Olimpiadi Londra 2012: il riscatto della fede, in un Paese che ha bandito i simboli religiosi
In Gran Bretagna nei luoghi pubblici e sul lavoro è proibito mostrare segni che richiamano la fede professata. Esemplare la vicenda della hostess licenziata perché indossava una croce. Tuttavia, gli atleti impegnati nella rassegna non nascondono l’appartenenza religiosa. Prima e dopo le gare, segni di croce, prostrazioni e preghiere di ringraziamento.

Londra (AsiaNews) - Bandite dalle leggi sul lavoro e dalle norme nazionali nella disciplina dei luoghi pubblici, le religioni e loro simboli sono rientrati a pieno titolo sul suolo britannico durante le Olimpiadi di Londra 2012, entrate nell'ultima settimana di competizioni sportive.

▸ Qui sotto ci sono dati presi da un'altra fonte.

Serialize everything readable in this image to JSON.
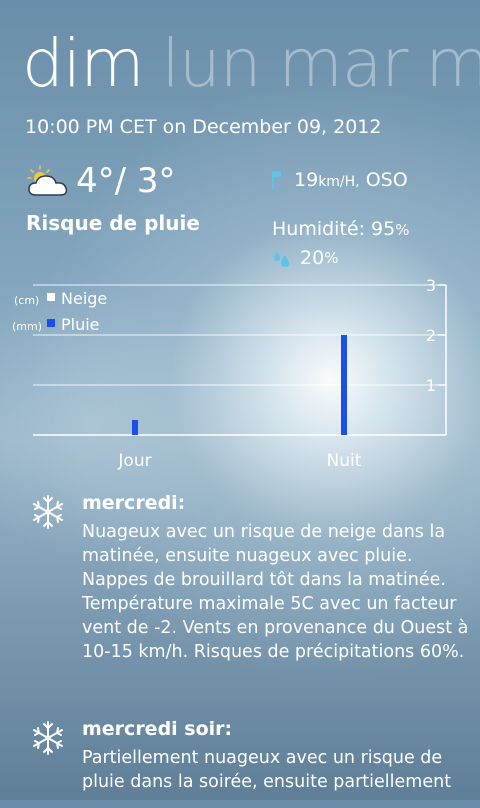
{
  "pivot": {
    "tabs": [
      {
        "label": "dim"
      },
      {
        "label": "lun"
      },
      {
        "label": "mar"
      },
      {
        "label": "m"
      }
    ]
  },
  "current": {
    "datetime": "10:00 PM CET on December 09, 2012",
    "temps": "4°/ 3°",
    "condition": "Risque de pluie",
    "condition_icon": "partly-cloudy-icon",
    "wind_speed": "19",
    "wind_unit": "km/H,",
    "wind_dir": "OSO",
    "humidity_label": "Humidité:",
    "humidity_value": "95",
    "humidity_unit": "%",
    "precip_value": "20",
    "precip_unit": "%"
  },
  "legend": {
    "snow_unit": "(cm)",
    "snow_label": "Neige",
    "rain_unit": "(mm)",
    "rain_label": "Pluie"
  },
  "chart_data": {
    "type": "bar",
    "categories": [
      "Jour",
      "Nuit"
    ],
    "series": [
      {
        "name": "Neige",
        "unit": "cm",
        "values": [
          0,
          0
        ],
        "color": "#ffffff"
      },
      {
        "name": "Pluie",
        "unit": "mm",
        "values": [
          0.3,
          2.0
        ],
        "color": "#1a4fe8"
      }
    ],
    "yticks": [
      1,
      2,
      3
    ],
    "ylim": [
      0,
      3
    ],
    "grid": true
  },
  "forecast": [
    {
      "title": "mercredi:",
      "icon": "snowflake-icon",
      "text": "Nuageux avec un risque de neige dans la matinée, ensuite nuageux avec pluie. Nappes de brouillard tôt dans la matinée. Température maximale 5C avec un facteur vent de -2. Vents en provenance du Ouest à 10-15 km/h. Risques de précipitations 60%."
    },
    {
      "title": "mercredi soir:",
      "icon": "snowflake-icon",
      "text": "Partiellement nuageux avec un risque de pluie dans la soirée, ensuite partiellement"
    }
  ],
  "colors": {
    "rain_bar": "#1a4fe8",
    "flag": "#5fc3e8",
    "drop": "#5fc3e8"
  }
}
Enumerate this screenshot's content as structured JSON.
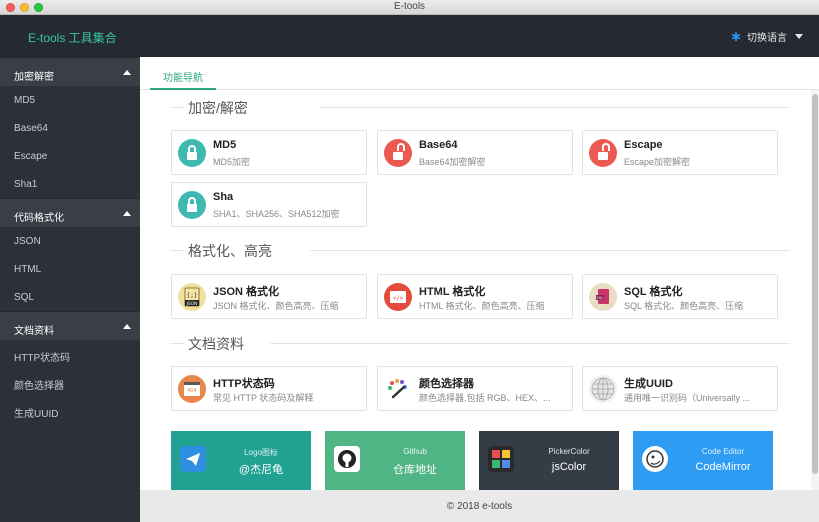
{
  "window": {
    "title": "E-tools"
  },
  "header": {
    "brand": "E-tools 工具集合",
    "lang_label": "切换语言"
  },
  "sidebar": {
    "groups": [
      {
        "label": "加密解密",
        "items": [
          "MD5",
          "Base64",
          "Escape",
          "Sha1"
        ]
      },
      {
        "label": "代码格式化",
        "items": [
          "JSON",
          "HTML",
          "SQL"
        ]
      },
      {
        "label": "文档资料",
        "items": [
          "HTTP状态码",
          "颜色选择器",
          "生成UUID"
        ]
      }
    ]
  },
  "main": {
    "tab": "功能导航",
    "sections": [
      {
        "title": "加密/解密",
        "cards": [
          {
            "title": "MD5",
            "desc": "MD5加密",
            "icon": "lock-icon"
          },
          {
            "title": "Base64",
            "desc": "Base64加密解密",
            "icon": "unlock-icon"
          },
          {
            "title": "Escape",
            "desc": "Escape加密解密",
            "icon": "unlock-icon"
          },
          {
            "title": "Sha",
            "desc": "SHA1、SHA256、SHA512加密",
            "icon": "lock-icon"
          }
        ]
      },
      {
        "title": "格式化、高亮",
        "cards": [
          {
            "title": "JSON 格式化",
            "desc": "JSON 格式化、颜色高亮、压缩",
            "icon": "json-file-icon"
          },
          {
            "title": "HTML 格式化",
            "desc": "HTML 格式化、颜色高亮、压缩",
            "icon": "html-code-icon"
          },
          {
            "title": "SQL 格式化",
            "desc": "SQL 格式化、颜色高亮、压缩",
            "icon": "sql-file-icon"
          }
        ]
      },
      {
        "title": "文档资料",
        "cards": [
          {
            "title": "HTTP状态码",
            "desc": "常见 HTTP 状态码及解释",
            "icon": "http-404-icon"
          },
          {
            "title": "颜色选择器",
            "desc": "颜色选择器,包括 RGB、HEX、...",
            "icon": "color-palette-icon"
          },
          {
            "title": "生成UUID",
            "desc": "通用唯一识别码（Universally ...",
            "icon": "uuid-sphere-icon"
          }
        ]
      }
    ],
    "links": [
      {
        "small": "Logo图标",
        "big": "@杰尼龟",
        "color": "#20a192",
        "icon": "telegram-icon"
      },
      {
        "small": "Github",
        "big": "仓库地址",
        "color": "#4fb584",
        "icon": "github-icon"
      },
      {
        "small": "PickerColor",
        "big": "jsColor",
        "color": "#343d46",
        "icon": "color-grid-icon"
      },
      {
        "small": "Code Editor",
        "big": "CodeMirror",
        "color": "#2d9cf2",
        "icon": "codemirror-icon"
      }
    ],
    "footer": "© 2018 e-tools"
  },
  "colors": {
    "accent": "#2aa57e",
    "sidebar_bg": "#2d3038",
    "header_bg": "#252a32",
    "brand": "#38c5a8"
  }
}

Dal centometrista Usain Bolt alla judoka saudita Wojdan Shaherkani, da Maziah Mahusin - prima atleta alla rassegna per il sultanato del Brunei - al fondista di casa Mohamed Farah, fresco vincitore dei 10mila metri, la 30ma edizione ha segnato un riscatto per quanti associano alla competizione agonistica un valore profondo per la fede professata. Che diventa un elemento di forza e concentrazione prima di gareggiare, oppure gesto di ringraziamento dopo un successo atteso per quattro anni e frutto di lunghi e duri allenamenti.

Se ai giochi venisse applicata la legge britannica in materia di lavoro, il re della velocità Usain Bolt - ieri il giamaicano ha bissato il successo olimpico di Pechino 2008 - dovrebbe essere squalificato per il segno di croce e per aver appeso al collo il simbolo religioso più famoso per i cristiani. Un paradosso? Un'esagerazione? Niente affatto, se pensiamo alla vicenda della hostess della compagnia British Airways, licenziata perché indossava una croce. Per la cronaca, la donna ha perso anche la causa in tribunale; per i giudici, simboli e religioni non vanno esibiti - o semplicemente indossati - in nome del "politically correct" che tutti i sudditi della regina devono rispettare.

Un capitolo a parte va dedicato alla prima donna saudita in gara alle Olimpiadi: è la 18 judoka Wojdan Shaherkani, al centro di una vivace polemica fra federazione e delegazione saudita per il tipo di velo che la lottatrice avrebbe dovuto indossare. Per i vertici del judo, il velo tradizionale - l'hijab - poteva mettere a rischio la salute dell'atleta, con rischi di soffocamento. La delegazione di Riyadh sembrava inflessibile, solo il tradizionale velo islamico. Alla fine si è giunti a un accordo e per 82 secondi - tanto il tempo impiegato per venire sconfitta dalla rivale - ha potuto calcare, con una cuffia nera in testa, il palcoscenico olimpico. E, a dispetto dei risultati, si dice pronta a riprendere gli allenamenti in vista di Rio 2016.

Tuttavia, è proprio un campione di casa a riscattare il valore della fede in una nazione che vuole nascondere i simboli religiosi. È il fondista Mohamed Farah (nella foto), che si è aggiudicato i 10mila metri su pista. Al termine della gara, il 29enne l'atleta di origini somale ma cresciuto in Inghilterra - di religione musulmana - si è inginocchiato sulla pista e ha ringraziato Allah per il successo. Un gesto spontaneo, termine ultimo di quattro anni di fatiche e sacrifici. Che, a differenza della hostess della British Airways, non comporterà squalifiche o il ritiro della medaglia olimpica.